Tidak mengherankan jika dalam Pertempuran 10 November 1945 itu juga dikenal dengan julukan jihad fi sabilillah. Semangat juang rakyat Indonesia telah menggelora dengan adanya fatwa dari Bung Tomo itu.
Pidatonya sering dibuka dengan nada musik “Tiger Shark”. Ini mungkin ditujukan untuk menarik minat para pemuda terdidik Surabaya yang akrab dengan budaya pop Barat.
Selain pekik “merdeka”, penutup pidatonya adalah takbir. Hal itu menunjukkan bahwasanya dia memandang perang tersebut memiliki makna spiritual, media untuk menarik atensi kalangan muslim di seantero Jawa Timur.

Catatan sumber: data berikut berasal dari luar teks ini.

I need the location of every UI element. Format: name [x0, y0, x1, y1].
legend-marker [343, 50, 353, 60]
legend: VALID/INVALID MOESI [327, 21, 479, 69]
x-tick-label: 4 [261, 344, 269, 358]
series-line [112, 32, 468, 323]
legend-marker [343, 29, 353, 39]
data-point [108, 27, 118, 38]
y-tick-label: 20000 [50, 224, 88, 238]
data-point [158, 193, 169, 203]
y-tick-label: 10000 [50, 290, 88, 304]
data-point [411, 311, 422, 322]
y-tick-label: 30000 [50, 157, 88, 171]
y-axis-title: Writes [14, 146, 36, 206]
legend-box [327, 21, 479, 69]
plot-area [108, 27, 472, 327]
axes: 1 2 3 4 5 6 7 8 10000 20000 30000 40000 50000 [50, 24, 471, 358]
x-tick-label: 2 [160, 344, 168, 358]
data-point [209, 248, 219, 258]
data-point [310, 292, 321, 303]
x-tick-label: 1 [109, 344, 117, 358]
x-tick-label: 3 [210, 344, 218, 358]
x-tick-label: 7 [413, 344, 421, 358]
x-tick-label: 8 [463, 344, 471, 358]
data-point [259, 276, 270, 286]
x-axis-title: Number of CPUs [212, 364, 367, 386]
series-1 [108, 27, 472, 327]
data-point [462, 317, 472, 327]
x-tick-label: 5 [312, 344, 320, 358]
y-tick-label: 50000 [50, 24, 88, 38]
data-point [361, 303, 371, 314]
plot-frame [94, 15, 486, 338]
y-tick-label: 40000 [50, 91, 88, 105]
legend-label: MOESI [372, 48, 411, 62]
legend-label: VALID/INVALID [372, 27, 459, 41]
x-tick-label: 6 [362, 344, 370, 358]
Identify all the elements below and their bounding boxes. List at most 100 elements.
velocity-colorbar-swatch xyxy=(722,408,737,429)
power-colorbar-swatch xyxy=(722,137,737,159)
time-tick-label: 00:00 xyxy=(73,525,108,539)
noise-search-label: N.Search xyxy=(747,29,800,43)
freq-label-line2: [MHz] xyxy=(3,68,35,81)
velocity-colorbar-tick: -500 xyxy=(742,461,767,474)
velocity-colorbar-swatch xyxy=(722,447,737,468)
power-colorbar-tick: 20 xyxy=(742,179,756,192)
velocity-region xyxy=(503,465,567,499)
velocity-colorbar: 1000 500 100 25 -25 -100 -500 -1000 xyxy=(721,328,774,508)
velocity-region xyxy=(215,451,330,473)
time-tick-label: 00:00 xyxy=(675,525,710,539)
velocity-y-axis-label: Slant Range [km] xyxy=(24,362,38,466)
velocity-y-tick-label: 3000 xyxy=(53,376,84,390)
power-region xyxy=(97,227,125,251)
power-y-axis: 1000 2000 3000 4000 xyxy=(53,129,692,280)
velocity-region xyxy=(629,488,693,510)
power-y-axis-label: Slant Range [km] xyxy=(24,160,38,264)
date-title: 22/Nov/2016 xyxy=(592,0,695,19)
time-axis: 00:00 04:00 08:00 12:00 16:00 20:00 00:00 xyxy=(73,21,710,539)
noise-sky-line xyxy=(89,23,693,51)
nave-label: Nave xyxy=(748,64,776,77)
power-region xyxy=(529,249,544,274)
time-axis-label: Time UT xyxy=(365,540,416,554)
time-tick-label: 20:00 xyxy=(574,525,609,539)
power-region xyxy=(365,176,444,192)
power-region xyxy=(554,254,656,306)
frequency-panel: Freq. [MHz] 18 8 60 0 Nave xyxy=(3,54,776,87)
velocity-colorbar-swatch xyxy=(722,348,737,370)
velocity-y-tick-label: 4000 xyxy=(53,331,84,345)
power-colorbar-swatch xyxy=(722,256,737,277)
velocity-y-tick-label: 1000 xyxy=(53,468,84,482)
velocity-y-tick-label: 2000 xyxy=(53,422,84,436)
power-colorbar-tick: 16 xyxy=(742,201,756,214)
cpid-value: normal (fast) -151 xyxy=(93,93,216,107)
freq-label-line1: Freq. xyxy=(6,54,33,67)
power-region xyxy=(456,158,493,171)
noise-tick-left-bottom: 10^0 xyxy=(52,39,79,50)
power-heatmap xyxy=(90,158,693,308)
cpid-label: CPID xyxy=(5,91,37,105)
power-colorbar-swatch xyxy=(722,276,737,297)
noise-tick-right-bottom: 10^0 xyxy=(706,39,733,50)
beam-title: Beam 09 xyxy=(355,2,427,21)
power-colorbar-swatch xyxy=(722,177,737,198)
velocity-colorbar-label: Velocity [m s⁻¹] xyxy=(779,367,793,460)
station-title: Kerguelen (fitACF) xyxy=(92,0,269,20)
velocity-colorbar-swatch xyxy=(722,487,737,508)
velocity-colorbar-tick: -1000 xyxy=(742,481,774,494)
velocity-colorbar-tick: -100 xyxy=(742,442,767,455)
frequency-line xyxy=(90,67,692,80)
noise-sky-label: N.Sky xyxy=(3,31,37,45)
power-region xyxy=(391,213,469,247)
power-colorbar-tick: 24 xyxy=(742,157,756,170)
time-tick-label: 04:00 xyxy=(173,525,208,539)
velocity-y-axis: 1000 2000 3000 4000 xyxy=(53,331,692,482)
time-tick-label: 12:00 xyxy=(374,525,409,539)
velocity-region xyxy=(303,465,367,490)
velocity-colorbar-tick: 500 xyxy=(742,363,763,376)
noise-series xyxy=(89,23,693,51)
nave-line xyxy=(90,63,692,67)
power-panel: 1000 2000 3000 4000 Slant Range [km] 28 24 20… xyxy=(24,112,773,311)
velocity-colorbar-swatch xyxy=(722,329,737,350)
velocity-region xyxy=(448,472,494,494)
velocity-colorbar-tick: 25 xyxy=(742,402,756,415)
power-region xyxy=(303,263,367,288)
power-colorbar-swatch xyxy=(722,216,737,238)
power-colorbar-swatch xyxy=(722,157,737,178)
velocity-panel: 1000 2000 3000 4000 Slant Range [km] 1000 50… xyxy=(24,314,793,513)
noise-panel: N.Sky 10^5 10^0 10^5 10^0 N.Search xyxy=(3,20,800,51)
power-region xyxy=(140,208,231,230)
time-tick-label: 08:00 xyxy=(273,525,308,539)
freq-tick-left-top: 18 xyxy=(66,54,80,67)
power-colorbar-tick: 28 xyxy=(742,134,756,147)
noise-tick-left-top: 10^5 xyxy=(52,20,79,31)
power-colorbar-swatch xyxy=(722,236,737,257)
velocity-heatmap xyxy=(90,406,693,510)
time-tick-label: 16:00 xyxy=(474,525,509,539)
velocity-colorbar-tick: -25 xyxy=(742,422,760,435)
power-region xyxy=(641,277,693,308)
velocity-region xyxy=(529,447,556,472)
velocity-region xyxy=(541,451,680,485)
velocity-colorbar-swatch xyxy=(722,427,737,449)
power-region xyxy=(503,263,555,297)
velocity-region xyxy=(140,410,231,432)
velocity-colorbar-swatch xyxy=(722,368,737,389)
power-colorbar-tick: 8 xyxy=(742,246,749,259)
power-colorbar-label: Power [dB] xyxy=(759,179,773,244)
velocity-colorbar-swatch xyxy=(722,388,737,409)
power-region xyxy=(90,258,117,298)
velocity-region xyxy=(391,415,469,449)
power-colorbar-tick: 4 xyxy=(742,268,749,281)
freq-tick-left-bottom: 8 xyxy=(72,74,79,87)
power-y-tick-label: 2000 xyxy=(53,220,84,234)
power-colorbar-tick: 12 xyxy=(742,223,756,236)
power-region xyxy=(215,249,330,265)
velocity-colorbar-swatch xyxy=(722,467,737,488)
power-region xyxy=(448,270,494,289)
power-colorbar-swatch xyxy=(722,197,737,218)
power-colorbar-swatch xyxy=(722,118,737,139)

Bung Tomo “bukan seorang yang fanatik agama”, tetapi pada saat yang sama “menganggap Islam sangat penting”. Dia memang bukan tentara yang memanggul senjata guna melawan musuh. Namun, sumbangan terbesarnya kepada Indonesia selama pertempuran di Surabaya justru lebih terlihat sebagai propagandis di studio radionya, dibandingkan dengan di berperang di jalan.
Antara tahun 1950–1956, Bung Tomo masuk dalam Kabinet Perdana Menteri Burhanuddin Harahap sebagai Menteri Negara Urusan Bekas Pejuang Bersenjata/Veteran, merangkap Menteri Sosial (Ad Interim).
Bung Tomo kemudian menjadi anggota anggota Konstituante mewakili Partai Rakyat Indonesia sejak 1956. Dia menjadi wakil rakyat hingga badan tersebut dibubarkan Soekarno lewat Dekrit Presiden 1959.
Sutomo memprotes keras kebijakan Soekarno tersebut, domino 88 membawanya ke pengadilan, meskipun akhirnya kalah. Akibatnya, perlahan dia menarik diri dari dunia politik dan pemerintahan.
Pada awal Orde Baru, Bung Tomo kembali muncul sebagai tokoh yang awalnya mendukung Soeharto. Namun, sejak awal 1970-an, dia mulai banyak mengkritik program-program dari Soeharto, termasuk salah satunya proyek pembangunan Taman Mini Indonesia Indah. Akibatnya, dia ditangkap dan dipenjara selama setahun pada 11 April 1978 atas tuduhan melakukan aksi subversif.
Setelah keluar dari penjara, Bung Tomo tampaknya tidak lagi berminat untuk bersikap vokal kepada pemerintah dan memilih memanfaatkan waktu bersama keluarga untuk mendidik kelima anaknya.